IMG 20251001 WA0013 2

Tshopo : entre tabous et réalités, l’avortement sécurisé sous la loupe des soignants

À Kisangani, la Journée mondiale de l’avortement sécurisé a donné la parole aux professionnels de santé. Entre manques de moyens, limites juridiques et nécessité de sauver des vies, médecins et infirmiers plaident pour un meilleur encadrement afin de réduire les risques liés aux avortements clandestins.

Chaque 28 septembre, le monde s’interroge sur une pratique qui divise, l’avortement sécurisé. Dans la Tshopo, le Réseau des Journalistes pour la Santé Sexuelle et Reproductive (RJSSR) est allé à la rencontre des soignants pour comprendre leurs réalités de terrain.

« Nous ne faisons pas la promotion de l’avortement, mais nous sauvons des vies »

Pour Mme Clémentine Orepale, infirmière titulaire du centre de santé Mokela-État, l’avortement sécurisé reste une pratique encadrée mais indispensable.

vlcsnap 2025 09 30 17h01m22s144

« Nous avons été formés depuis 2021 par Marie Stopes. Dans notre centre, nous pratiquons en moyenne un ou deux cas par mois, uniquement dans les situations prévues, comme les grossesses issues de viols ou celles qui mettent en danger la santé de la mère », confie-t-elle.

Elle souligne aussi les limites auxquelles les centres de santé sont confrontés :

« Nous n’avons pas les moyens de faire de grandes campagnes de sensibilisation. Et sur le plan matériel, nous travaillons encore avec d’anciens équipements. Nous avons besoin de nouvelles dotations et de formations continues ».

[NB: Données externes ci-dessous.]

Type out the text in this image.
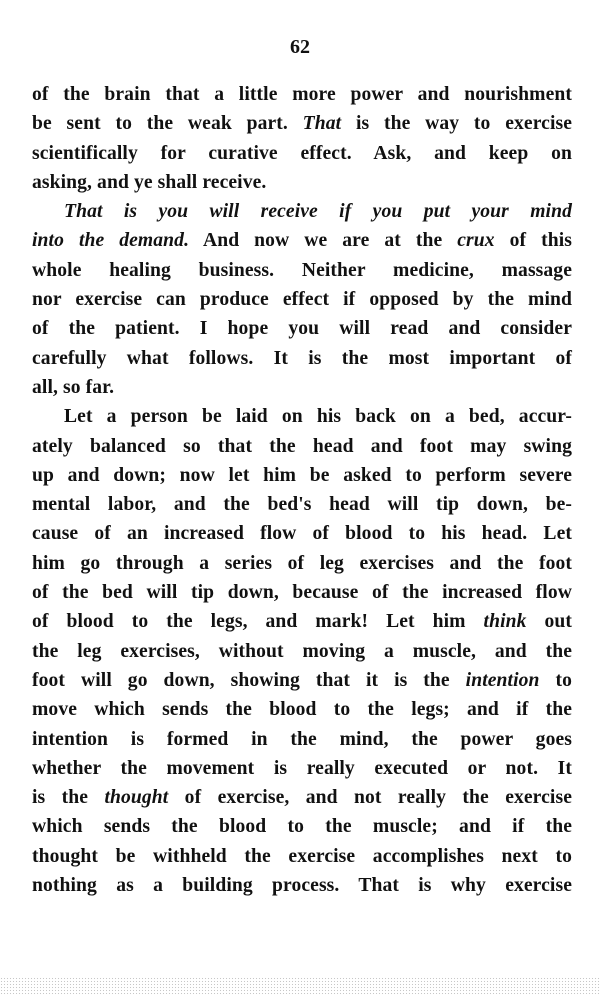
62
of the brain that a little more power and nourishment
be sent to the weak part. That is the way to exercise
scientifically for curative effect. Ask, and keep on
asking, and ye shall receive.
That is you will receive if you put your mind
into the demand. And now we are at the crux of this
whole healing business. Neither medicine, massage
nor exercise can produce effect if opposed by the mind
of the patient. I hope you will read and consider
carefully what follows. It is the most important of
all, so far.
Let a person be laid on his back on a bed, accur-
ately balanced so that the head and foot may swing
up and down; now let him be asked to perform severe
mental labor, and the bed's head will tip down, be-
cause of an increased flow of blood to his head. Let
him go through a series of leg exercises and the foot
of the bed will tip down, because of the increased flow
of blood to the legs, and mark! Let him think out
the leg exercises, without moving a muscle, and the
foot will go down, showing that it is the intention to
move which sends the blood to the legs; and if the
intention is formed in the mind, the power goes
whether the movement is really executed or not. It
is the thought of exercise, and not really the exercise
which sends the blood to the muscle; and if the
thought be withheld the exercise accomplishes next to
nothing as a building process. That is why exercise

De son côté, Daniel Mwamba Lukoya, infirmier titulaire de la zone de santé Kumbakisaka, insiste sur la nécessité de renforcer les capacités du personnel.

vlcsnap 2025 09 30 17h03m10s350

« Nous avons besoin d’être ré-briefés, de recevoir davantage de formations et de nouveaux équipements. Depuis notre première dotation, nous utilisons encore d’anciens matériels, ce qui freine la qualité des soins ».

Il insiste également sur l’aspect éthique et légal de la pratique :

« L’avortement sécurisé ne doit pas être vu comme une incitation à la débauche. C’est une réponse médicale à des cas précis, encadrée par le protocole de Maputo. Nous travaillons pour protéger la santé des femmes, pas pour encourager les grossesses non désirées ».

Le Dr Sandrine Basila, médecin-directrice du centre médical Batange et responsable au Programme national de santé mentale, met en garde contre les dangers des avortements pratiqués dans l’ombre.

IMG 20251001 WA0013

« Beaucoup de femmes arrivent après un avortement incomplet, avec des complications graves, hémorragies, perforations de l’utérus, infections sévères. Dans ces cas, notre priorité est de sauver des vies ».

Pour elle, la sensibilisation reste essentielle en attendant une meilleure harmonisation entre la loi et la pratique médicale :

« L’avortement sécurisé a sa place. Mais tant que la loi demeure restrictive, nous devons surtout décourager les femmes de recourir aux avortements clandestins. Ces pratiques sont responsables de trop de décès évitables ».

À Kisangani, la Journée mondiale de l’avortement sécurisé aura mis en lumière un paradoxe, les professionnels de santé reconnaissent l’importance de cette pratique pour sauver des vies, mais restent limités par des moyens dérisoires et un cadre légal encore restrictif. Dans un contexte où les avortements clandestins continuent de coûter la vie à de nombreuses femmes, la voix des soignants de la Tshopo rappelle l’urgence d’une prise en charge mieux adaptée et plus humaine.